Rye prof nails new test kit for bone disease

Testing for osteoperosis has just gotten easier... all you need is a nail clipping. (Courtesy iStock)

Testing for osteoperosis has just gotten easier… all you need is a nail clipping. (Courtesy iStock)

A Ryerson professor has invented an at-home test kit that uses toe and fingernail clippings to assess the risk for osteoporosis.

Mark Towler, a biomedical engineering professor who was recruited to Ryerson for his research, originally came up with the idea 10 years ago in the U.K., and on Oct. 9 the Osentia test kit went on sale in the British market.

“There’s this big gap between people who are probably suffering from osteoporosis, yet they have no way of knowing and no way to protect themselves against it,” says Towler.

“This test fills that gap and gives people a chance to protect themselves in advance.”

(Courtesy of Mark Towler via superdrug.com)

(Courtesy of Mark Towler via superdrug.com)

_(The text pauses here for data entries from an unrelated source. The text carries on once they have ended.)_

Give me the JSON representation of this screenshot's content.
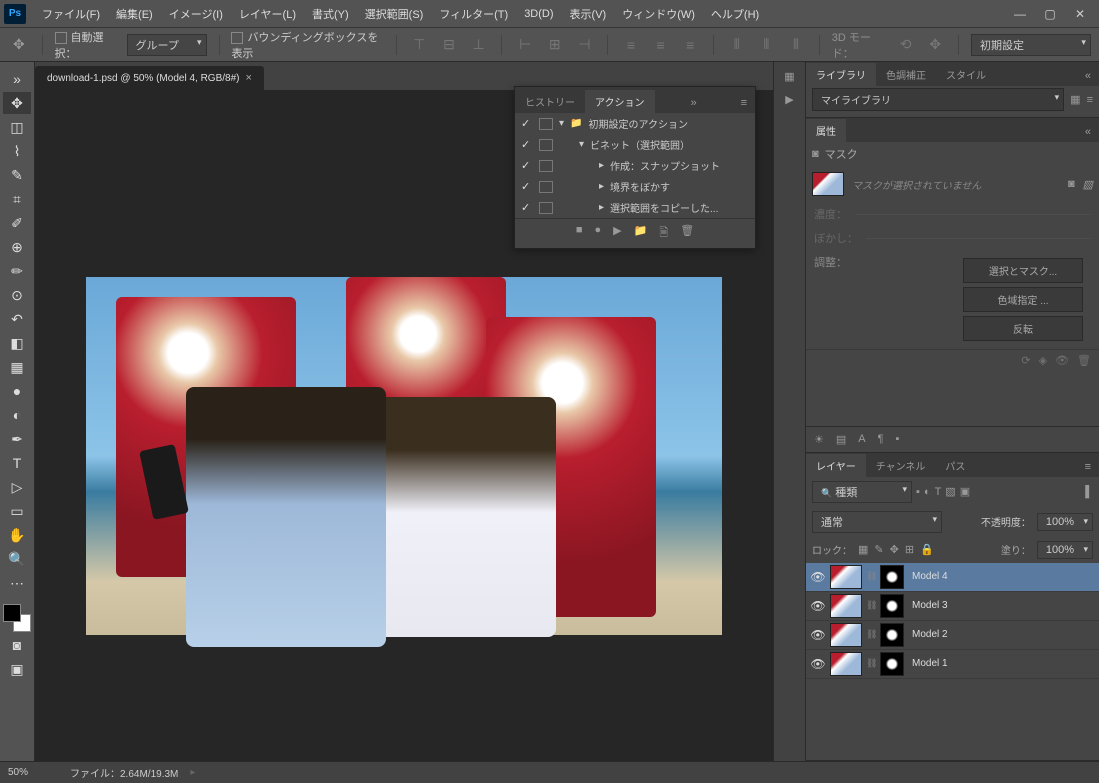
{
  "app": {
    "logo": "Ps"
  },
  "menu": [
    "ファイル(F)",
    "編集(E)",
    "イメージ(I)",
    "レイヤー(L)",
    "書式(Y)",
    "選択範囲(S)",
    "フィルター(T)",
    "3D(D)",
    "表示(V)",
    "ウィンドウ(W)",
    "ヘルプ(H)"
  ],
  "options": {
    "auto_select": "自動選択：",
    "group": "グループ",
    "bounding": "バウンディングボックスを表示",
    "mode3d": "3D モード：",
    "preset": "初期設定"
  },
  "doc": {
    "tab": "download-1.psd @ 50% (Model 4, RGB/8#)"
  },
  "actions": {
    "tab_history": "ヒストリー",
    "tab_actions": "アクション",
    "rows": [
      {
        "text": "初期設定のアクション",
        "indent": 0,
        "folder": true
      },
      {
        "text": "ビネット（選択範囲）",
        "indent": 1
      },
      {
        "text": "作成：スナップショット",
        "indent": 2
      },
      {
        "text": "境界をぼかす",
        "indent": 2
      },
      {
        "text": "選択範囲をコピーした...",
        "indent": 2
      }
    ]
  },
  "library": {
    "tab_lib": "ライブラリ",
    "tab_adjust": "色調補正",
    "tab_style": "スタイル",
    "select": "マイライブラリ"
  },
  "props": {
    "tab": "属性",
    "mask": "マスク",
    "msg": "マスクが選択されていません",
    "density": "濃度：",
    "feather": "ぼかし：",
    "adjust": "調整：",
    "btn_selmask": "選択とマスク...",
    "btn_colorrange": "色域指定 ...",
    "btn_invert": "反転"
  },
  "layers": {
    "tab_layers": "レイヤー",
    "tab_channels": "チャンネル",
    "tab_paths": "パス",
    "filter": "種類",
    "blend": "通常",
    "opacity_label": "不透明度：",
    "opacity_value": "100%",
    "lock_label": "ロック：",
    "fill_label": "塗り：",
    "fill_value": "100%",
    "items": [
      {
        "name": "Model 4",
        "selected": true
      },
      {
        "name": "Model 3",
        "selected": false
      },
      {
        "name": "Model 2",
        "selected": false
      },
      {
        "name": "Model 1",
        "selected": false
      }
    ]
  },
  "status": {
    "zoom": "50%",
    "doc": "ファイル：2.64M/19.3M"
  }
}
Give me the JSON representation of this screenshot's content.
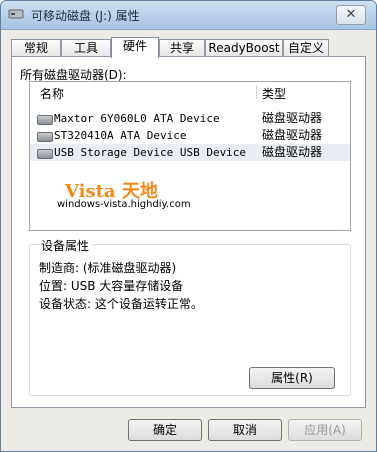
{
  "window": {
    "title": "可移动磁盘 (J:) 属性",
    "close_glyph": "✕"
  },
  "tabs": [
    {
      "label": "常规"
    },
    {
      "label": "工具"
    },
    {
      "label": "硬件",
      "active": true
    },
    {
      "label": "共享"
    },
    {
      "label": "ReadyBoost"
    },
    {
      "label": "自定义"
    }
  ],
  "drives_label": "所有磁盘驱动器(D):",
  "list": {
    "columns": {
      "name": "名称",
      "type": "类型"
    },
    "rows": [
      {
        "name": "Maxtor 6Y060L0 ATA Device",
        "type": "磁盘驱动器",
        "icon": "hard-drive-icon"
      },
      {
        "name": "ST320410A ATA Device",
        "type": "磁盘驱动器",
        "icon": "hard-drive-icon"
      },
      {
        "name": "USB Storage Device USB Device",
        "type": "磁盘驱动器",
        "icon": "usb-drive-icon",
        "selected": true
      }
    ]
  },
  "watermark": {
    "main": "Vista 天地",
    "sub": "windows-vista.highdiy.com"
  },
  "device_props": {
    "title": "设备属性",
    "manufacturer": "制造商: (标准磁盘驱动器)",
    "location": "位置: USB 大容量存储设备",
    "status": "设备状态: 这个设备运转正常。"
  },
  "buttons": {
    "properties": "属性(R)",
    "ok": "确定",
    "cancel": "取消",
    "apply": "应用(A)"
  },
  "colors": {
    "watermark": "#f08a1a",
    "title_bar": "#a9c4e3"
  }
}
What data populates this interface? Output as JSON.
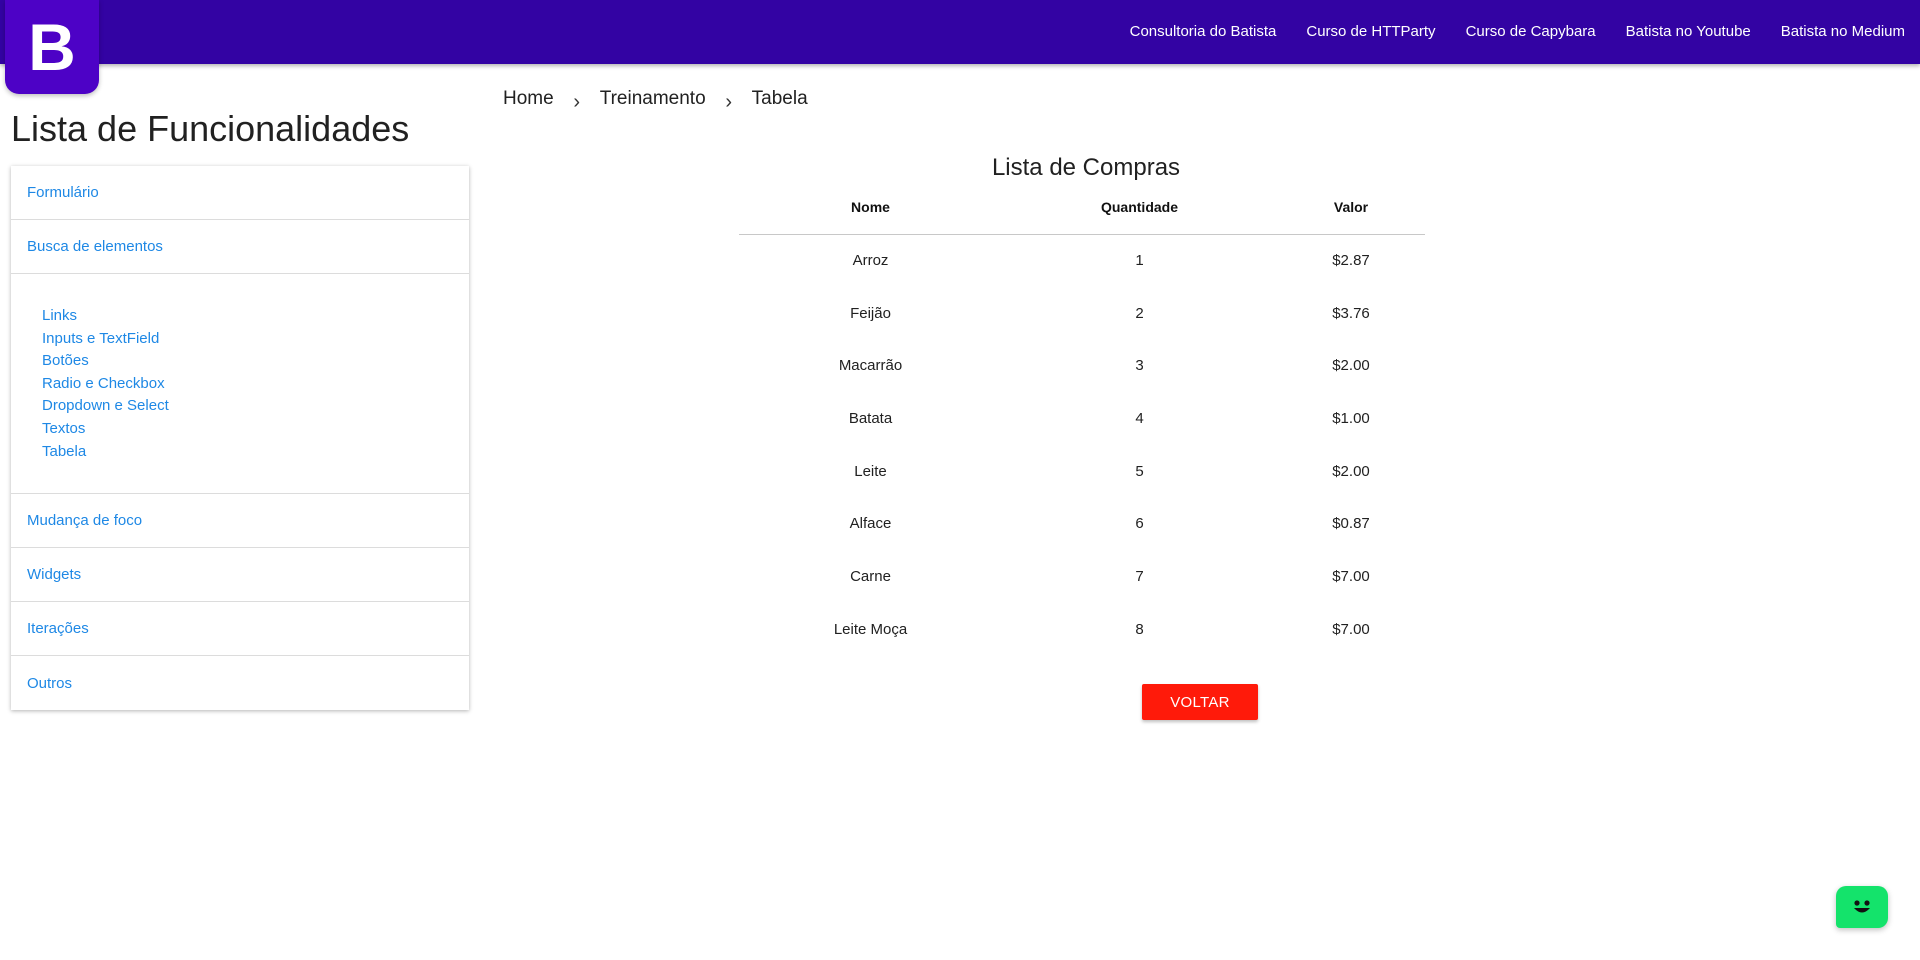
{
  "header": {
    "logo_letter": "B",
    "nav": [
      "Consultoria do Batista",
      "Curso de HTTParty",
      "Curso de Capybara",
      "Batista no Youtube",
      "Batista no Medium"
    ],
    "background_color": "#3303a3"
  },
  "breadcrumb": [
    "Home",
    "Treinamento",
    "Tabela"
  ],
  "sidebar": {
    "title": "Lista de Funcionalidades",
    "items": [
      "Formulário",
      "Busca de elementos",
      "Mudança de foco",
      "Widgets",
      "Iterações",
      "Outros"
    ],
    "subitems": [
      "Links",
      "Inputs e TextField",
      "Botões",
      "Radio e Checkbox",
      "Dropdown e Select",
      "Textos",
      "Tabela"
    ],
    "link_color": "#1e88e5"
  },
  "table": {
    "title": "Lista de Compras",
    "headers": [
      "Nome",
      "Quantidade",
      "Valor"
    ],
    "rows": [
      [
        "Arroz",
        "1",
        "$2.87"
      ],
      [
        "Feijão",
        "2",
        "$3.76"
      ],
      [
        "Macarrão",
        "3",
        "$2.00"
      ],
      [
        "Batata",
        "4",
        "$1.00"
      ],
      [
        "Leite",
        "5",
        "$2.00"
      ],
      [
        "Alface",
        "6",
        "$0.87"
      ],
      [
        "Carne",
        "7",
        "$7.00"
      ],
      [
        "Leite Moça",
        "8",
        "$7.00"
      ]
    ]
  },
  "actions": {
    "back_label": "VOLTAR",
    "back_color": "#ff1a0a"
  },
  "chat": {
    "icon": "chat-bot-icon",
    "color": "#14e36b"
  }
}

The Osentia test kit is the first of its kind to let people know whether they are at risk of the bone-thinning disease without visiting a doctor. It also suggests how to help prevent the risk of fractures.

The test requires a single clipping of a finger or toenail. It is put into a small plastic bag that is supplied in the kit and then sent to a lab along with a health questionnaire.

This checklist includes personal health questions on age, diet, lifestyle and exercise. The tests are then carried out on the nail at a medical facility in the U.K.

“The proteins that make up your nails and the proteins that make up your bones are very similar,” says Towler.

“They are not the same but they have a lot in common. So if the proteins in your bones are mutating or degrading as you age, we can see the same problems in your fingernails,” he says. “By combining the analysis of the nail and the checklist, we can give you a relative risk of fracture in the next 10 years.”

The results are sent back within seven days via email. The test measures the likelihood of having a fracture, it also comes with a recommendation of what the next steps should be.

According to Towler, osteoporosis is a symptomless disease that affects one in two women and one in five men. This is due to the fact that women have a smaller bone makeup and the estrogen that protects female bones slows down after menopause, making the bones thin much faster.


(Courtesy Mark Towler)

Towler says that the sooner we think about bone health, the lower the risk of developing osteoporosis when we’re older.

“The more you take care of your bones in your 20s and 30s, the higher up the density is, so you have further to fall before you have a fracture,” says Towler. “It’s important for young people to think about bone building exercises, eating correctly and maintaining a healthy lifestyle.”

Osentia currently costs £40, which is about $70, and is available online.

“We’re launching it in the U.K. first to see the demand that it has and then scale as we go on to different countries.”

In the meantime, Towler is part of ongoing projects at Ryerson that use the same technology to test other diseases.

“We’re doing trials here at Ryerson in collaboration with St. Michael’s Hospital to look at the same machines’ ability to detect arthritis as well,” says Towler.

“These kinds of tests fill a real gap around the world.”